Yom Hashoah at RKYHS was marked with educational and commemorative components.
In their classrooms, RKYHS students learned about children during the Holocaust, children that were hidden and children of survivors. Ninth graders learned about the Warsaw Ghetto uprising, 10th graders heard from faculty member Chaye Kohl as a second generation survivor, 11th graders learned about the heroism of Janusz Korczak, who worked as director of an orphanage in Warsaw and ultimately refused freedom and stayed with his orphans when they were sent to the Treblinka extermination camp and 12th graders watched the intense but important and impactful movie “Night and Fog.”
Rabbi Sasha Pecaric, the day’s program organizer opened the school-wide commemorative program in advance of Chief Justice of the New Jersey Supreme Court Stuart Rabner’s keynote address. Six students then read poems in a variety of languages and Sgan Rosh HaYeshiva Rabbi Chamudot movingly led students in song on his guitar, accompanied by eleventh grader Lizzy Zucker on keyboard.
On Yom HaShoah, RKYHS students and JKHA eighth graders had the privilege to hear from Chief Justice of the New Jersey Supreme Court Stuart Rabner. Justice Rabner is deeply committed to ensuring that future generations are educated about the atrocities of the Holocaust.

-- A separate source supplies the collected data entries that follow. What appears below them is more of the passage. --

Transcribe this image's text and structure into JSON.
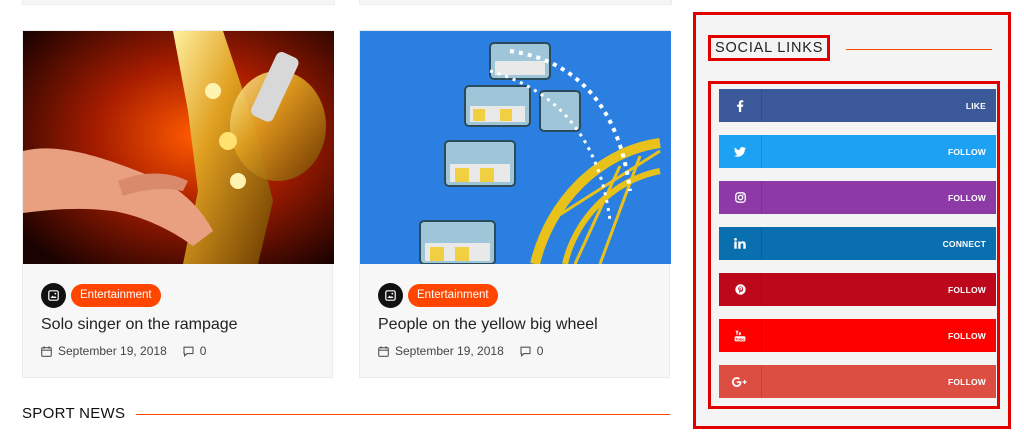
{
  "cards": [
    {
      "category": "Entertainment",
      "title": "Solo singer on the rampage",
      "date": "September 19, 2018",
      "comments": "0",
      "image_icon": "saxophone-photo"
    },
    {
      "category": "Entertainment",
      "title": "People on the yellow big wheel",
      "date": "September 19, 2018",
      "comments": "0",
      "image_icon": "ferris-wheel-photo"
    }
  ],
  "section": {
    "title": "SPORT NEWS"
  },
  "sidebar": {
    "title": "SOCIAL LINKS",
    "links": [
      {
        "network": "facebook",
        "icon": "facebook-icon",
        "label": "LIKE",
        "color": "#3b5998"
      },
      {
        "network": "twitter",
        "icon": "twitter-icon",
        "label": "FOLLOW",
        "color": "#1da1f2"
      },
      {
        "network": "instagram",
        "icon": "instagram-icon",
        "label": "FOLLOW",
        "color": "#8e3aa6"
      },
      {
        "network": "linkedin",
        "icon": "linkedin-icon",
        "label": "CONNECT",
        "color": "#0a6fae"
      },
      {
        "network": "pinterest",
        "icon": "pinterest-icon",
        "label": "FOLLOW",
        "color": "#bd081c"
      },
      {
        "network": "youtube",
        "icon": "youtube-icon",
        "label": "FOLLOW",
        "color": "#ff0000"
      },
      {
        "network": "google-plus",
        "icon": "google-plus-icon",
        "label": "FOLLOW",
        "color": "#dc4e41"
      }
    ]
  },
  "colors": {
    "accent": "#ff4500",
    "highlight": "#e00000"
  }
}
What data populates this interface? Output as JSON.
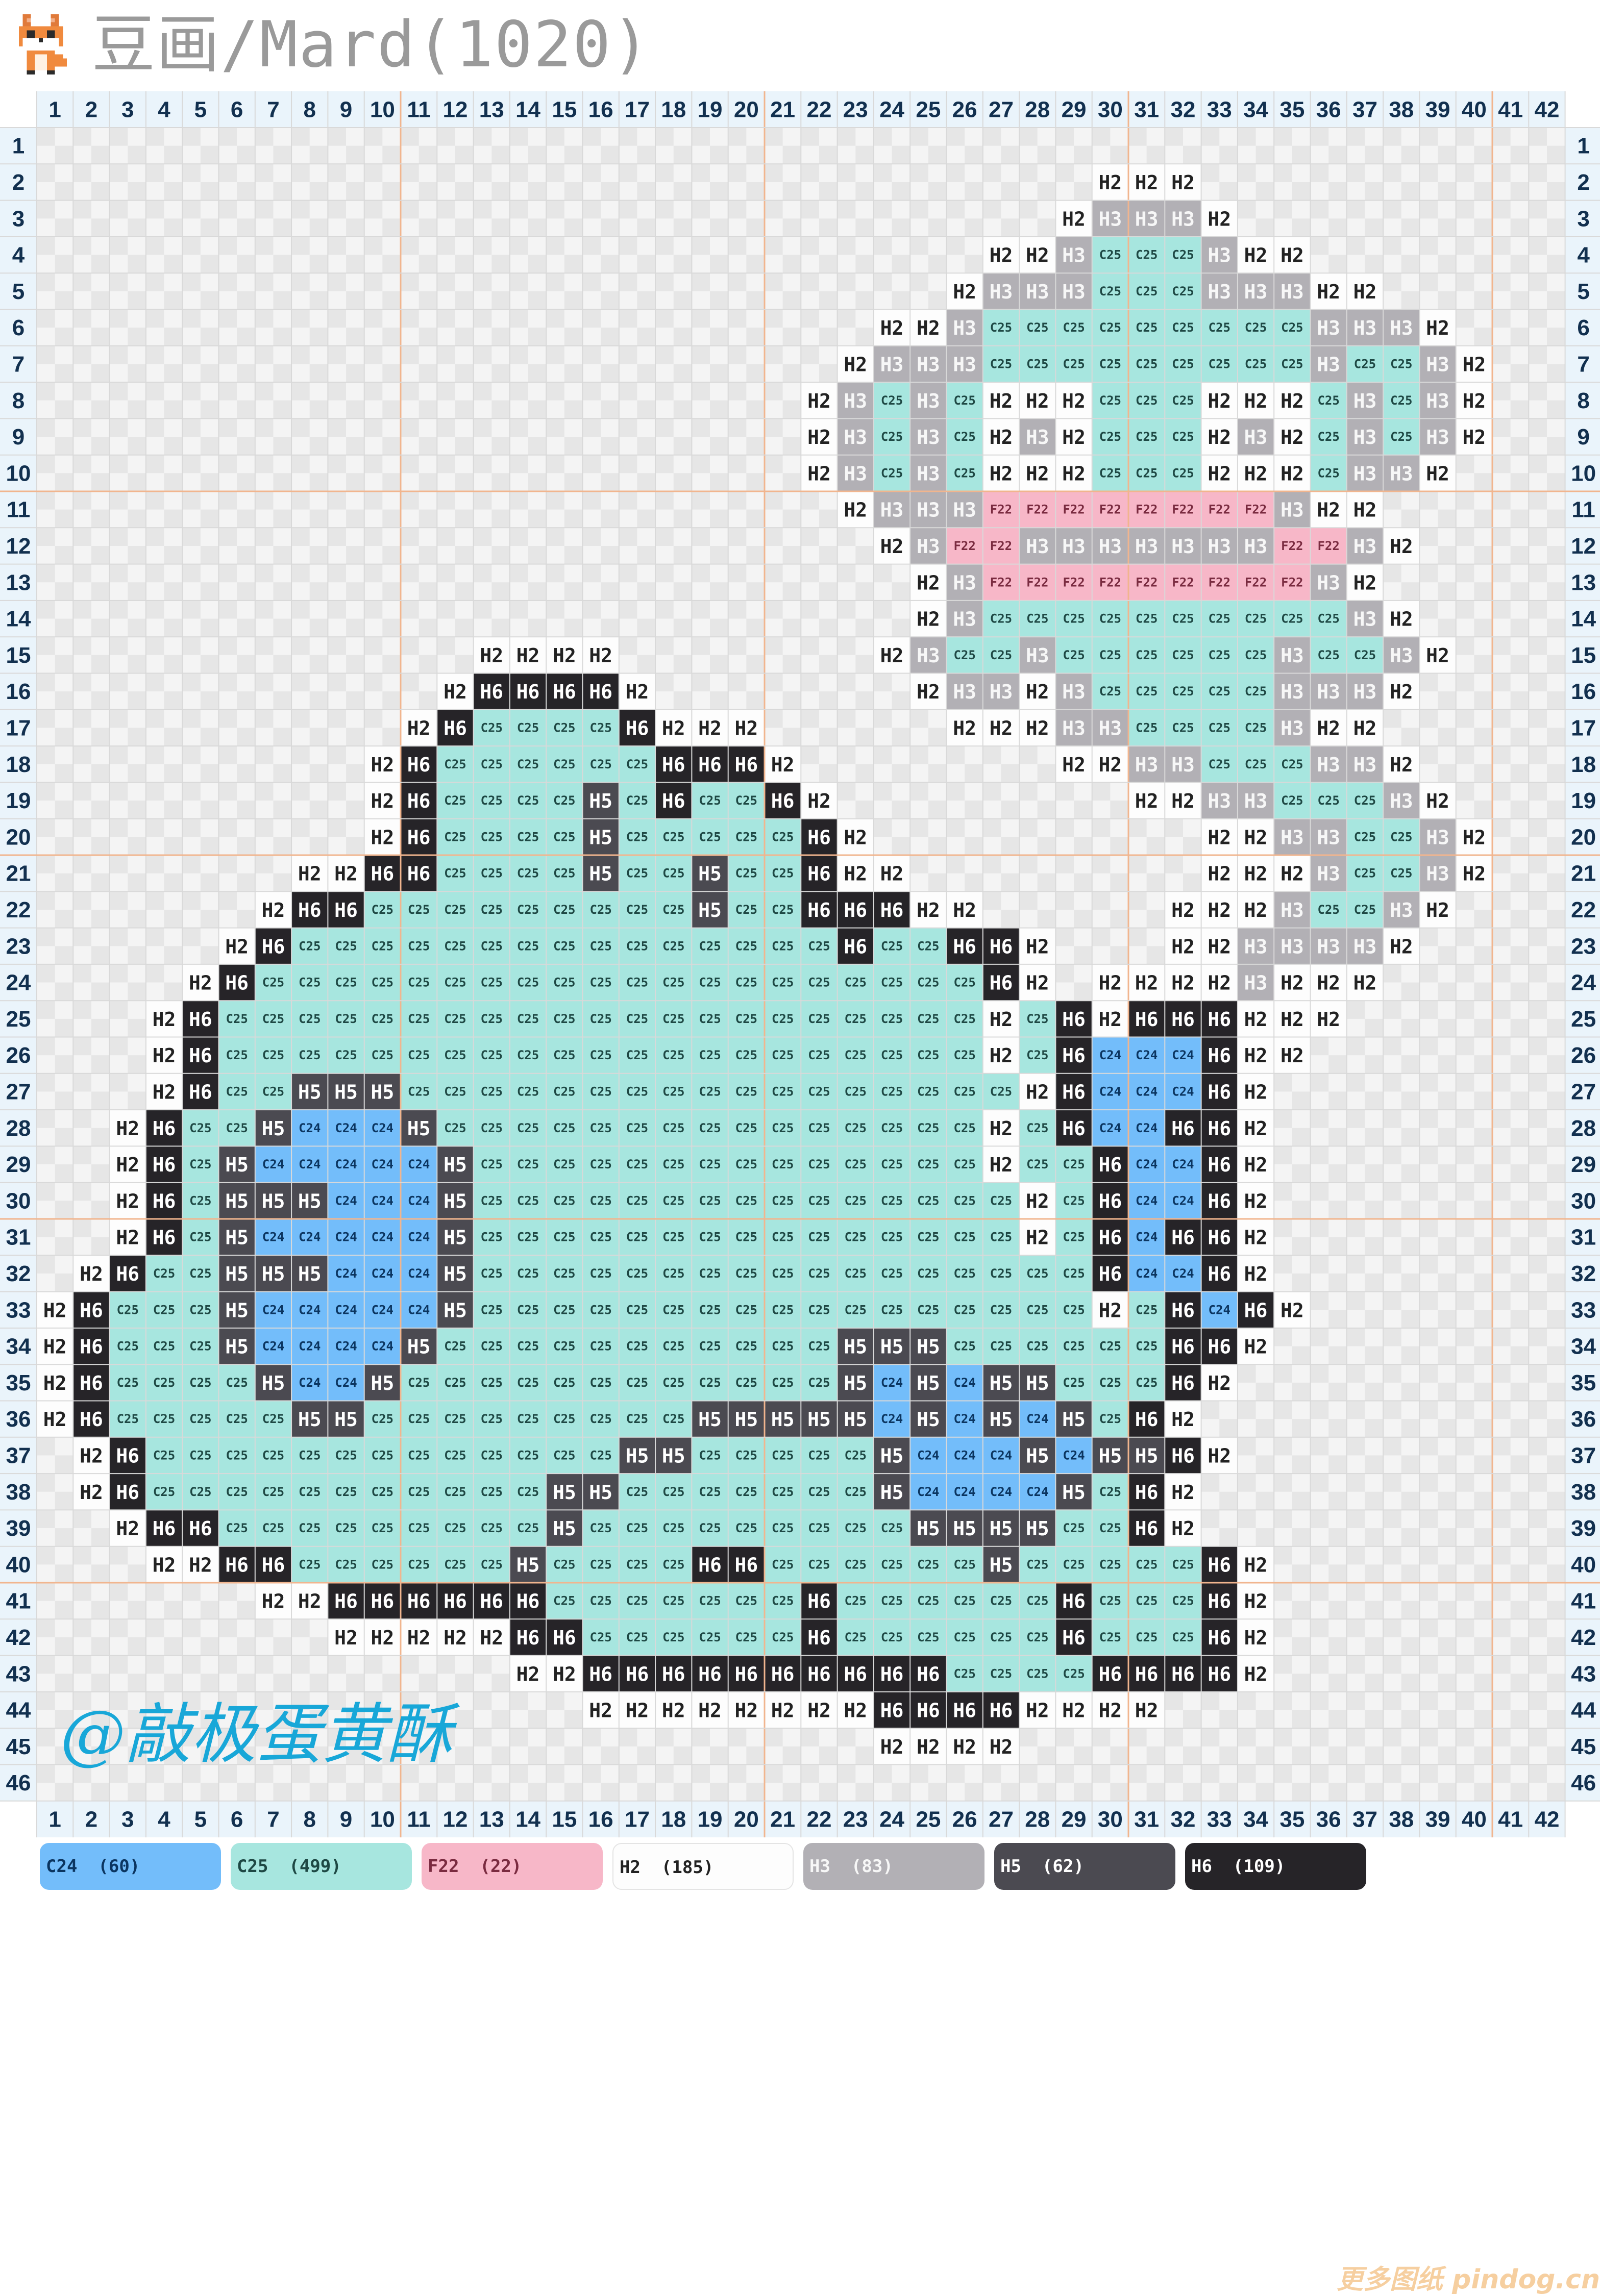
{
  "title": "豆画/Mard(1020)",
  "watermark": "@敲极蛋黄酥",
  "footer": "更多图纸 pindog.cn",
  "grid": {
    "columns": 42,
    "rows": 46,
    "col_numbers": [
      "1",
      "2",
      "3",
      "4",
      "5",
      "6",
      "7",
      "8",
      "9",
      "10",
      "11",
      "12",
      "13",
      "14",
      "15",
      "16",
      "17",
      "18",
      "19",
      "20",
      "21",
      "22",
      "23",
      "24",
      "25",
      "26",
      "27",
      "28",
      "29",
      "30",
      "31",
      "32",
      "33",
      "34",
      "35",
      "36",
      "37",
      "38",
      "39",
      "40",
      "41",
      "42"
    ],
    "row_numbers": [
      "1",
      "2",
      "3",
      "4",
      "5",
      "6",
      "7",
      "8",
      "9",
      "10",
      "11",
      "12",
      "13",
      "14",
      "15",
      "16",
      "17",
      "18",
      "19",
      "20",
      "21",
      "22",
      "23",
      "24",
      "25",
      "26",
      "27",
      "28",
      "29",
      "30",
      "31",
      "32",
      "33",
      "34",
      "35",
      "36",
      "37",
      "38",
      "39",
      "40",
      "41",
      "42",
      "43",
      "44",
      "45",
      "46"
    ],
    "rows_data": [
      "",
      "30:H2,H2,H2",
      "29:H2,H3,H3,H3,H2",
      "27:H2,H2,H3,C25,C25,C25,H3,H2,H2",
      "26:H2,H3,H3,H3,C25,C25,C25,H3,H3,H3,H2,H2",
      "24:H2,H2,H3,C25,C25,C25,C25,C25,C25,C25,C25,C25,H3,H3,H3,H2",
      "23:H2,H3,H3,H3,C25,C25,C25,C25,C25,C25,C25,C25,C25,H3,C25,C25,H3,H2",
      "22:H2,H3,C25,H3,C25,H2,H2,H2,C25,C25,C25,H2,H2,H2,C25,H3,C25,H3,H2",
      "22:H2,H3,C25,H3,C25,H2,H3,H2,C25,C25,C25,H2,H3,H2,C25,H3,C25,H3,H2",
      "22:H2,H3,C25,H3,C25,H2,H2,H2,C25,C25,C25,H2,H2,H2,C25,H3,H3,H2",
      "23:H2,H3,H3,H3,F22,F22,F22,F22,F22,F22,F22,F22,H3,H2,H2",
      "24:H2,H3,F22,F22,H3,H3,H3,H3,H3,H3,H3,F22,F22,H3,H2",
      "25:H2,H3,F22,F22,F22,F22,F22,F22,F22,F22,F22,H3,H2",
      "25:H2,H3,C25,C25,C25,C25,C25,C25,C25,C25,C25,C25,H3,H2",
      "13:H2,H2,H2,H2|24:H2,H3,C25,C25,H3,C25,C25,C25,C25,C25,C25,H3,C25,C25,H3,H2",
      "12:H2,H6,H6,H6,H6,H2|25:H2,H3,H3,H2,H3,C25,C25,C25,C25,C25,H3,H3,H3,H2",
      "11:H2,H6,C25,C25,C25,C25,H6,H2,H2,H2|26:H2,H2,H2,H3,H3,C25,C25,C25,C25,H3,H2,H2",
      "10:H2,H6,C25,C25,C25,C25,C25,C25,H6,H6,H6,H2|29:H2,H2,H3,H3,C25,C25,C25,H3,H3,H2",
      "10:H2,H6,C25,C25,C25,C25,H5,C25,H6,C25,C25,H6,H2|31:H2,H2,H3,H3,C25,C25,C25,H3,H2",
      "10:H2,H6,C25,C25,C25,C25,H5,C25,C25,C25,C25,C25,H6,H2|33:H2,H2,H3,H3,C25,C25,H3,H2",
      "8:H2,H2,H6,H6,C25,C25,C25,C25,H5,C25,C25,H5,C25,C25,H6,H2,H2|33:H2,H2,H2,H3,C25,C25,H3,H2",
      "7:H2,H6,H6,C25,C25,C25,C25,C25,C25,C25,C25,C25,H5,C25,C25,H6,H6,H6,H2,H2|32:H2,H2,H2,H3,C25,C25,H3,H2",
      "6:H2,H6,C25,C25,C25,C25,C25,C25,C25,C25,C25,C25,C25,C25,C25,C25,C25,H6,C25,C25,H6,H6,H2|32:H2,H2,H3,H3,H3,H3,H2",
      "5:H2,H6,C25,C25,C25,C25,C25,C25,C25,C25,C25,C25,C25,C25,C25,C25,C25,C25,C25,C25,C25,C25,H6,H2|30:H2,H2,H2,H2,H3,H2,H2,H2",
      "4:H2,H6,C25,C25,C25,C25,C25,C25,C25,C25,C25,C25,C25,C25,C25,C25,C25,C25,C25,C25,C25,C25,C25,H2,C25,H6,H2,H6,H6,H6,H2,H2,H2",
      "4:H2,H6,C25,C25,C25,C25,C25,C25,C25,C25,C25,C25,C25,C25,C25,C25,C25,C25,C25,C25,C25,C25,C25,H2,C25,H6,C24,C24,C24,H6,H2,H2",
      "4:H2,H6,C25,C25,H5,H5,H5,C25,C25,C25,C25,C25,C25,C25,C25,C25,C25,C25,C25,C25,C25,C25,C25,C25,H2,H6,C24,C24,C24,H6,H2",
      "3:H2,H6,C25,C25,H5,C24,C24,C24,H5,C25,C25,C25,C25,C25,C25,C25,C25,C25,C25,C25,C25,C25,C25,C25,H2,C25,H6,C24,C24,H6,H6,H2",
      "3:H2,H6,C25,H5,C24,C24,C24,C24,C24,H5,C25,C25,C25,C25,C25,C25,C25,C25,C25,C25,C25,C25,C25,C25,H2,C25,C25,H6,C24,C24,H6,H2",
      "3:H2,H6,C25,H5,H5,H5,C24,C24,C24,H5,C25,C25,C25,C25,C25,C25,C25,C25,C25,C25,C25,C25,C25,C25,C25,H2,C25,H6,C24,C24,H6,H2",
      "3:H2,H6,C25,H5,C24,C24,C24,C24,C24,H5,C25,C25,C25,C25,C25,C25,C25,C25,C25,C25,C25,C25,C25,C25,C25,H2,C25,H6,C24,H6,H6,H2",
      "2:H2,H6,C25,C25,H5,H5,H5,C24,C24,C24,H5,C25,C25,C25,C25,C25,C25,C25,C25,C25,C25,C25,C25,C25,C25,C25,C25,C25,H6,C24,C24,H6,H2",
      "1:H2,H6,C25,C25,C25,H5,C24,C24,C24,C24,C24,H5,C25,C25,C25,C25,C25,C25,C25,C25,C25,C25,C25,C25,C25,C25,C25,C25,C25,H2,C25,H6,C24,H6,H2",
      "1:H2,H6,C25,C25,C25,H5,C24,C24,C24,C24,H5,C25,C25,C25,C25,C25,C25,C25,C25,C25,C25,C25,H5,H5,H5,C25,C25,C25,C25,C25,C25,H6,H6,H2",
      "1:H2,H6,C25,C25,C25,C25,H5,C24,C24,H5,C25,C25,C25,C25,C25,C25,C25,C25,C25,C25,C25,C25,H5,C24,H5,C24,H5,H5,C25,C25,C25,H6,H2",
      "1:H2,H6,C25,C25,C25,C25,C25,H5,H5,C25,C25,C25,C25,C25,C25,C25,C25,C25,H5,H5,H5,H5,H5,C24,H5,C24,H5,C24,H5,C25,H6,H2",
      "2:H2,H6,C25,C25,C25,C25,C25,C25,C25,C25,C25,C25,C25,C25,C25,H5,H5,C25,C25,C25,C25,C25,H5,C24,C24,C24,H5,C24,H5,H5,H6,H2",
      "2:H2,H6,C25,C25,C25,C25,C25,C25,C25,C25,C25,C25,C25,H5,H5,C25,C25,C25,C25,C25,C25,C25,H5,C24,C24,C24,C24,H5,C25,H6,H2",
      "3:H2,H6,H6,C25,C25,C25,C25,C25,C25,C25,C25,C25,H5,C25,C25,C25,C25,C25,C25,C25,C25,C25,H5,H5,H5,H5,C25,C25,H6,H2",
      "4:H2,H2,H6,H6,C25,C25,C25,C25,C25,C25,H5,C25,C25,C25,C25,H6,H6,C25,C25,C25,C25,C25,C25,H5,C25,C25,C25,C25,C25,H6,H2",
      "7:H2,H2,H6,H6,H6,H6,H6,H6,C25,C25,C25,C25,C25,C25,C25,H6,C25,C25,C25,C25,C25,C25,H6,C25,C25,C25,H6,H2",
      "9:H2,H2,H2,H2,H2,H6,H6,C25,C25,C25,C25,C25,C25,H6,C25,C25,C25,C25,C25,C25,H6,C25,C25,C25,H6,H2",
      "14:H2,H2,H6,H6,H6,H6,H6,H6,H6,H6,H6,H6,C25,C25,C25,C25,H6,H6,H6,H6,H2",
      "16:H2,H2,H2,H2,H2,H2,H2,H2,H6,H6,H6,H6,H2,H2,H2,H2",
      "24:H2,H2,H2,H2",
      ""
    ]
  },
  "colors": {
    "C24": {
      "bg": "#73bdfa",
      "fg": "#0b3560"
    },
    "C25": {
      "bg": "#a7e6df",
      "fg": "#1e4844"
    },
    "F22": {
      "bg": "#f7b7c8",
      "fg": "#7a2b40"
    },
    "H2": {
      "bg": "#fdfdfd",
      "fg": "#222222"
    },
    "H3": {
      "bg": "#b2b0b5",
      "fg": "#f7f7f7"
    },
    "H5": {
      "bg": "#4b4a51",
      "fg": "#ffffff"
    },
    "H6": {
      "bg": "#262428",
      "fg": "#ffffff"
    },
    "board_light": "#f4f4f4",
    "board_dark": "#e6e6e6",
    "line": "#d9d9d9",
    "major_line": "#f1b58e",
    "header_bg": "#eaf4fb",
    "number": "#12304f"
  },
  "legend": [
    {
      "code": "C24",
      "count": "(60)"
    },
    {
      "code": "C25",
      "count": "(499)"
    },
    {
      "code": "F22",
      "count": "(22)"
    },
    {
      "code": "H2",
      "count": "(185)"
    },
    {
      "code": "H3",
      "count": "(83)"
    },
    {
      "code": "H5",
      "count": "(62)"
    },
    {
      "code": "H6",
      "count": "(109)"
    }
  ]
}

The son and son-in-law of Holocaust survivors, Justice Rabner spoke to students about their obligation to commemorate and perpetuate the memory of the Holocaust. He told the story of four separate individuals who were impacted by the Holocaust in different ways and used these stories to illuminate the importance of continuing to hear the stories of survivors and to take ownership of them and keep them alive. By making the Holocaust their memory and not just their history the students can ensure that the Holocaust does not become a historical footnote.
He imparted to the students the power of remembrance, and that never again speaks to more than Yom HaShoah, it means to guard against intolerance and hatred against all communities.
The students concluded the program in the Seryl and Charles Kushner Holocaust Memorial Garden with the recitation of Kel Maleh Rachamim, Kaddish and “Hatikvah.”